My first lesson of Product-Market Fit

My first lesson of Product-Market Fit
Photo by Solen Feyissa / Unsplash

During childhood, I remember the excitement of getting my name as an email. Felt like an early adopter without the Product Hunt. The rat race back then was in storage space. We use to switch emails like mobiles. People felt unique email addresses are part of their identity (just on the verge of getting it tattooed).

The concept of inbox zero would sound like a joke. We were waiting for emails to pop up. Refreshing inbox every morning (now I am getting paid to do this). Some of my cousins would email me heavy pics (few hundred kb) from first world countries and I would download them on a dial-up connection. It was fun.

Then I started getting emails from random people. And things got serious. Maybe I was getting popular. These emails were full of typos, random colours and weird jargon words. Like text version of Tiktok (mixing anything to get my attention). You would immediately conclude something's wrong. These were scammers trying to steal my bank and credit card details.

I always felt that who would write such emails. As if scammers were not focusing on their work. It was of such low quality. They need to have QA teams. Why are they not working on UX? At least install Grammarly like me!

They would be fools to believe that someone would respond to such emails. Nigerian Prince wants to donate million dollars. At least put a legitimate country like Singapore. They failed at writing engaging content. They did everything opposite of what is being preached in good writing. Maybe they were the MVP of scam emails.

I always felt genius as I could hunt down the emails that escaped sophisticated spam filters. It felt like these people were looking for failures (managers doing coding).  

Einstein Thinking

Then I came across this Microsoft Research paper from Cormac Herley and it all made sense.

This is a two-step attack

  1. Send emails to victims clients
  2. Do follow up conversations with victims potential clients who responded

The first part is relatively cheap, you can send emails in bulk in few cents. However, the second process is costly. Having conversations with victims is a time-consuming process. So if you have a lot of false positives at step two, then this whole scam venture will not be profitable and scalable. The issue almost every product owner faces when they target the wrong audience. The cost of acquiring a new customer is higher than the value of the product.

Like a good product owner, you would define your audience (dangerously optimistic grandparents).
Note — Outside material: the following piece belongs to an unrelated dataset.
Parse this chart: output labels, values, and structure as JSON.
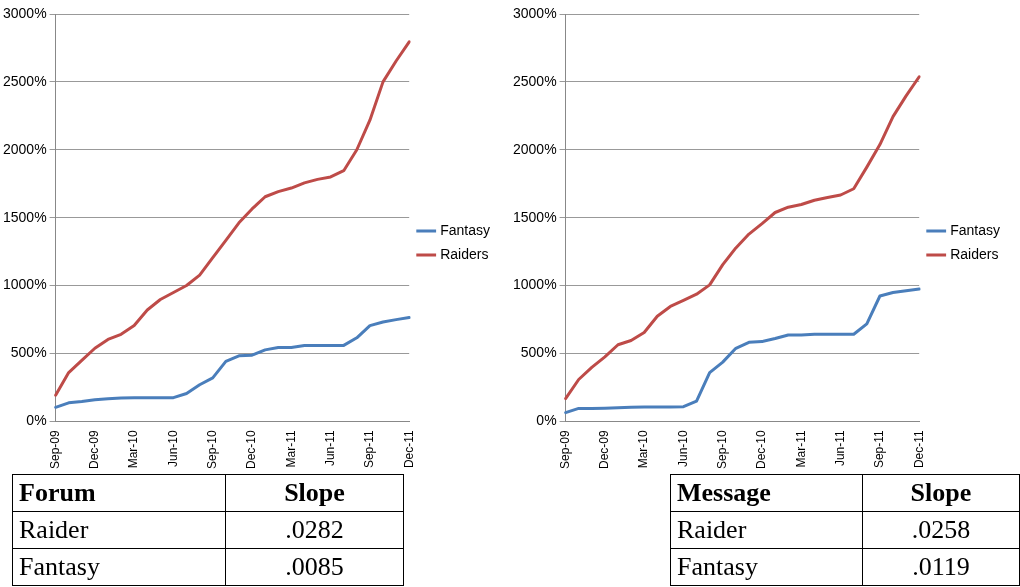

Then target that niche. Now, these scammers don't have access to Google Adwords or Facebook campaigns. They can't fill a form and set a bidding to reach such audience.

So they designed the whole process on their own and crafted an email that will act as THE filter. Only niche will seep down. They added all the hints that any sane person would immediately pick and ignore the email.
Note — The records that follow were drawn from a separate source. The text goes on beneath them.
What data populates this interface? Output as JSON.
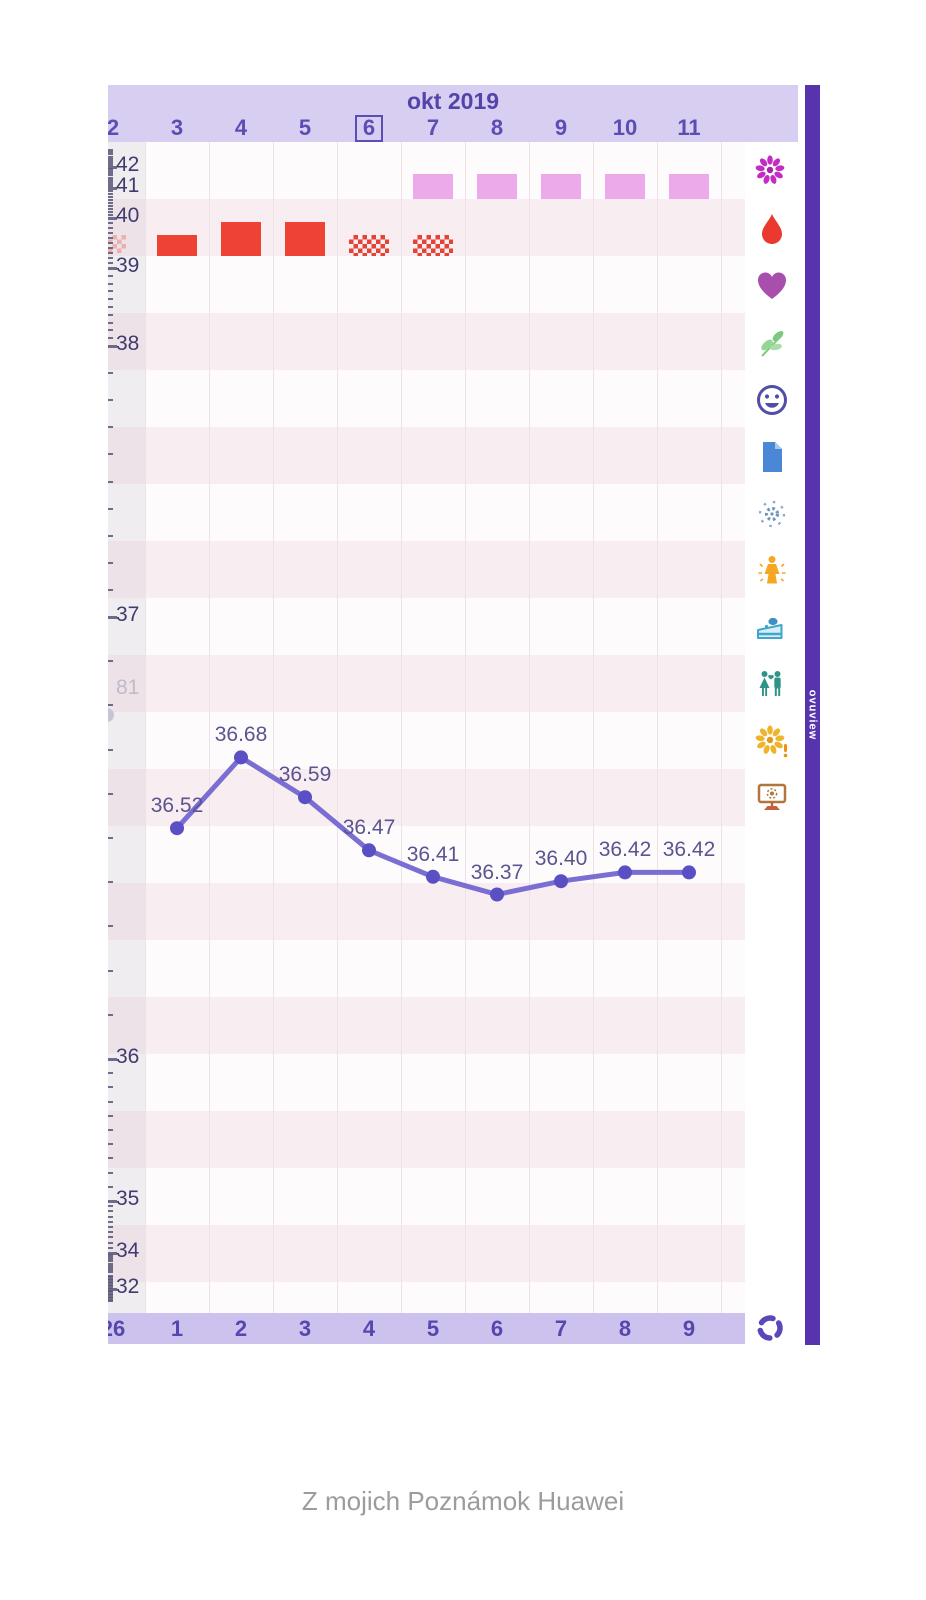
{
  "app": {
    "ribbon_text": "ovuview"
  },
  "header": {
    "month_title": "okt 2019",
    "dates": [
      "2",
      "3",
      "4",
      "5",
      "6",
      "7",
      "8",
      "9",
      "10",
      "11"
    ],
    "today_date": "6"
  },
  "bottom_axis": {
    "cycle_days": [
      "26",
      "1",
      "2",
      "3",
      "4",
      "5",
      "6",
      "7",
      "8",
      "9"
    ]
  },
  "chart_data": {
    "type": "line",
    "title": "okt 2019",
    "x_dates": [
      "2",
      "3",
      "4",
      "5",
      "6",
      "7",
      "8",
      "9",
      "10",
      "11"
    ],
    "x_cycle_days": [
      "26",
      "1",
      "2",
      "3",
      "4",
      "5",
      "6",
      "7",
      "8",
      "9"
    ],
    "today_date": "6",
    "series": [
      {
        "name": "basal-body-temperature",
        "values": [
          null,
          36.52,
          36.68,
          36.59,
          36.47,
          36.41,
          36.37,
          36.4,
          36.42,
          36.42
        ]
      }
    ],
    "point_labels": [
      null,
      "36.52",
      "36.68",
      "36.59",
      "36.47",
      "36.41",
      "36.37",
      "36.40",
      "36.42",
      "36.42"
    ],
    "previous_cycle_point_label": "81",
    "y_axis_tick_labels": [
      "42",
      "41",
      "40",
      "39",
      "38",
      "37",
      "36",
      "35",
      "34",
      "32"
    ],
    "y_axis_scale": "fisheye-zoom",
    "y_axis_range_visible": [
      32,
      42
    ],
    "grid": "vertical-day-columns",
    "legend_position": "right-icon-column"
  },
  "symptoms": {
    "mucus_row": {
      "icon": "flower-magenta-icon",
      "marked_dates": [
        "7",
        "8",
        "9",
        "10",
        "11"
      ]
    },
    "menstruation_row": {
      "icon": "blood-drop-icon",
      "entries": [
        {
          "date": "2",
          "style": "hatched-faded",
          "partial": true
        },
        {
          "date": "3",
          "style": "solid-small"
        },
        {
          "date": "4",
          "style": "solid-large"
        },
        {
          "date": "5",
          "style": "solid-large"
        },
        {
          "date": "6",
          "style": "hatched"
        },
        {
          "date": "7",
          "style": "hatched"
        }
      ]
    }
  },
  "sidebar_icons": [
    "flower-magenta-icon",
    "blood-drop-icon",
    "heart-icon",
    "leaves-icon",
    "smiley-icon",
    "note-icon",
    "burst-icon",
    "woman-icon",
    "cake-icon",
    "couple-icon",
    "flower-yellow-icon",
    "monitor-icon"
  ],
  "controls": {
    "refresh_icon": "cycle-refresh-icon"
  },
  "footer": {
    "caption": "Z mojich Poznámok Huawei"
  },
  "colors": {
    "header_band": "#d7cef2",
    "bottom_band": "#cdc2ee",
    "accent_purple": "#5b4db4",
    "ribbon_purple": "#5734ad",
    "line": "#7a6ed2",
    "point": "#5a50c4",
    "menses_red": "#ee4237",
    "mucus_pink": "#edaaeb",
    "stripe_pink": "#f8edf0"
  }
}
  • Prince (that too in Nigeria) donating millions
  • Stranger disclosing sensitive details
  • Content full of typos
  • Asking for sensitive information
  • Weird formatting of email and colours

Their first step was not designed to lure, but to repel the smart people. It was a great litmus test. The funnel where only relevant audience reach to product (dream of every product owner). They wanted to filter out all the people who could smell this scam. After dropping so many hints if someone responds then scammers have almost a sure shot at success. In short, they found their potential customer!

No expensive data analytics, no R&D work, no technical moat. Just a man who hacked human psychology and built the ultimate Product Market Fit strategy.